No pudo dormir esa noche. La nota seguía sobre la mesa, doblada con precisión. Cada vez que la miraba, el corazón le latía con más fuerza.
Quiso convencer a su mente de que tal vez no provenía de él. Tal vez algún vecino travieso, algún desconocido que había pasado por allí. Pero en el fondo lo sabía: el mensaje tenía el sello de su vecino escrito en la penumbra.
A la mañana siguiente, intentó continuar con su vida normal. Fue a trabajar, saludó a sus compañeros, sonrió cuando le preguntaron cómo estaba. Pero por dentro todo era distinto: su cabeza no dejaba de reproducir la imagen de aquella silueta en la ventana.

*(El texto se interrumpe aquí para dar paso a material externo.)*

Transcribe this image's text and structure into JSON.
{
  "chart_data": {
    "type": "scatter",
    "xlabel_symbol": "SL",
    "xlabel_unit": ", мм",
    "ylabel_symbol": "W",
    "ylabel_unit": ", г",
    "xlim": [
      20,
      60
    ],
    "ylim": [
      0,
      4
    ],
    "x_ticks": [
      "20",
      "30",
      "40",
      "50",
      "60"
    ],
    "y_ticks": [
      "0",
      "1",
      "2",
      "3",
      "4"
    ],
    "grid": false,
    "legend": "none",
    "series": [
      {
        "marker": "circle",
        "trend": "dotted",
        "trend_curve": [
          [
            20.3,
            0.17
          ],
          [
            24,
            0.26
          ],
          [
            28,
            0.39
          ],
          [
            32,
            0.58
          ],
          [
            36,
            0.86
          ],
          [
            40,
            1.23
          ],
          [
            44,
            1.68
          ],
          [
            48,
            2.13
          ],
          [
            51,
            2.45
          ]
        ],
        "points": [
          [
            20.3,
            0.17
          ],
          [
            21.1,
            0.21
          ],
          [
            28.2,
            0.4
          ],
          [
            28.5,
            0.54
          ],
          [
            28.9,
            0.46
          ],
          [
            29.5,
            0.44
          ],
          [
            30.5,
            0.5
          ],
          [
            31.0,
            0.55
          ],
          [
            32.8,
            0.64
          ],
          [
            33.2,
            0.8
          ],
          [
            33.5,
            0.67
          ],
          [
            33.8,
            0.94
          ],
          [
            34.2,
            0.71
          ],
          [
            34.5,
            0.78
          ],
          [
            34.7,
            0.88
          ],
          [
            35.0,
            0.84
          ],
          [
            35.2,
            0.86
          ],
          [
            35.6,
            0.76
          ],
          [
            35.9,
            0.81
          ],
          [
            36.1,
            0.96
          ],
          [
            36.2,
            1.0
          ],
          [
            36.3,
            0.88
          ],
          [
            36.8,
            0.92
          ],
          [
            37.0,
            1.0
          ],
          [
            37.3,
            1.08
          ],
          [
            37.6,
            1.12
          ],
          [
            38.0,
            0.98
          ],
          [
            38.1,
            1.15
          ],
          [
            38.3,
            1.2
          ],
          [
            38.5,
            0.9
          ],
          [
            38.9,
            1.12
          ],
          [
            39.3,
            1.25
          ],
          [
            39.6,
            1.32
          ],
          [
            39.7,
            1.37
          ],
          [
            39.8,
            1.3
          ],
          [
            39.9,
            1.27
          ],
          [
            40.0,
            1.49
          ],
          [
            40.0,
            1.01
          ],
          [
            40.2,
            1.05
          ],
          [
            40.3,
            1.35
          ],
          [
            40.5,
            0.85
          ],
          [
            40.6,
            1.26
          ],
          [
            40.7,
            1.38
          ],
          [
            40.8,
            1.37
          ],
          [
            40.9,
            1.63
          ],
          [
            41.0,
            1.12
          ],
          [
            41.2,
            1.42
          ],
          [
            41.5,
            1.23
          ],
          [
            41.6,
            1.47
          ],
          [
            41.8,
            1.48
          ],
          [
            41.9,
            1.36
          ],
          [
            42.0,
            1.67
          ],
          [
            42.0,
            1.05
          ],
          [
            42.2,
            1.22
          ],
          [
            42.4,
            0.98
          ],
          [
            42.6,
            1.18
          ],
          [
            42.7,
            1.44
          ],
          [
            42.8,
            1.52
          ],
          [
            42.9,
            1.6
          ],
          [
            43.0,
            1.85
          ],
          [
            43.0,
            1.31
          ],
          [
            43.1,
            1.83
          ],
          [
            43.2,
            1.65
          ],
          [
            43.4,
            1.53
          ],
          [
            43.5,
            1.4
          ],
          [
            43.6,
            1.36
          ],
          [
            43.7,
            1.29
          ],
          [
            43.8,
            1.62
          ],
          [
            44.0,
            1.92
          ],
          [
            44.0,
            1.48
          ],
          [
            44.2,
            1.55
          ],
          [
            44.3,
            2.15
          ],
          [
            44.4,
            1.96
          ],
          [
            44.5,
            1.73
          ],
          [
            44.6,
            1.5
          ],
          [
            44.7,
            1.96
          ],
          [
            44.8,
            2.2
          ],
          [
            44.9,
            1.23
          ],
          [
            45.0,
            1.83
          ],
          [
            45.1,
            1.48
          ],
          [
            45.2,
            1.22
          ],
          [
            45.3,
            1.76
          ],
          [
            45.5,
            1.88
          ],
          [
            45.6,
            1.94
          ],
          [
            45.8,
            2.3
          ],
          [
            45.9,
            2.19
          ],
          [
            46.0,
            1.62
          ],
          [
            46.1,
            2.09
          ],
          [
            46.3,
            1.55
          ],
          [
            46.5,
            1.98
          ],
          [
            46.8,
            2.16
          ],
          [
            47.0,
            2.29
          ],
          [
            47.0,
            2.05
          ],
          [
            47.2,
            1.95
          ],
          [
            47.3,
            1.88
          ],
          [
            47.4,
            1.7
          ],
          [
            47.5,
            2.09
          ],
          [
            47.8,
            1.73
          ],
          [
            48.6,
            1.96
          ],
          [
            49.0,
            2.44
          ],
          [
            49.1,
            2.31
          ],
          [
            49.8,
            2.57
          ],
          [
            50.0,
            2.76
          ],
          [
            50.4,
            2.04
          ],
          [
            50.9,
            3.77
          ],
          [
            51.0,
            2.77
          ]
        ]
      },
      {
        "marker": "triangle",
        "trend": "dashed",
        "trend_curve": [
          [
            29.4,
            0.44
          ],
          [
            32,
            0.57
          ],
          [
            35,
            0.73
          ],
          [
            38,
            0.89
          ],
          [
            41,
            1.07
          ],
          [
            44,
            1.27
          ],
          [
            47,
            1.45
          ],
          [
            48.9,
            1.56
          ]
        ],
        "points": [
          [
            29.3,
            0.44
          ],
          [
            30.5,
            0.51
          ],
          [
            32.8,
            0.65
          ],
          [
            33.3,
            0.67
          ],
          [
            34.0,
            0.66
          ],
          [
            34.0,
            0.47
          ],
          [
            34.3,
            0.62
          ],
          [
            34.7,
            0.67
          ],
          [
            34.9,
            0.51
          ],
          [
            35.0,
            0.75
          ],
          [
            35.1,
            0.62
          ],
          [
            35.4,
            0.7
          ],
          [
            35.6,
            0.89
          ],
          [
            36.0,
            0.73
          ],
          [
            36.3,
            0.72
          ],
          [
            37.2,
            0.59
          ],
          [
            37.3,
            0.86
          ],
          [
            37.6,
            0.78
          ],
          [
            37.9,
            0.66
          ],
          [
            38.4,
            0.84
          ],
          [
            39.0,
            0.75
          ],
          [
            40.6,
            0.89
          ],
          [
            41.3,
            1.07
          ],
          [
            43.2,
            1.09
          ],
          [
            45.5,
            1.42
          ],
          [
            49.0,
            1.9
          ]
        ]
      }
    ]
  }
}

Al regresar a casa, el vecindario parecía en calma. Vio al vecino salir de su puerta con una bolsa de basura en la mano. La saludó con una sonrisa tranquila, como si nada pasara.
—Buenas tardes —dijo él, con voz serena.
Ella tragó saliva y respondió apenas con un movimiento de cabeza.
“¿Y si estoy exagerando?”, se preguntó. Tal vez la nota ni siquiera era de él. Quizás se estaba dejando llevar por sus miedos, por la tensión que había sentido desde que aquel hombre llegó.
Sin embargo, esa misma noche, al preparar café en la cocina, escuchó un golpe seco en la ventana. Sobresaltada, corrió la cortina… y no vio nada. Solo la oscuridad.
Se obligó a respirar profundo, a no dejar que el miedo la consumiera. Pero cuando giró la vista, en el alféizar de la ventana había quedado algo: una pequeña flor marchita, colocada con cuidado.
El pánico regresó, tan fuerte como antes. No había testigos, no había pruebas. Solo esos pequeños gestos, cada vez más perturbadores, que la mantenían atrapada en una duda constante:
¿Era víctima de un acosador peligroso… o estaba enredándose en un juego de seducción del que no podría escapar?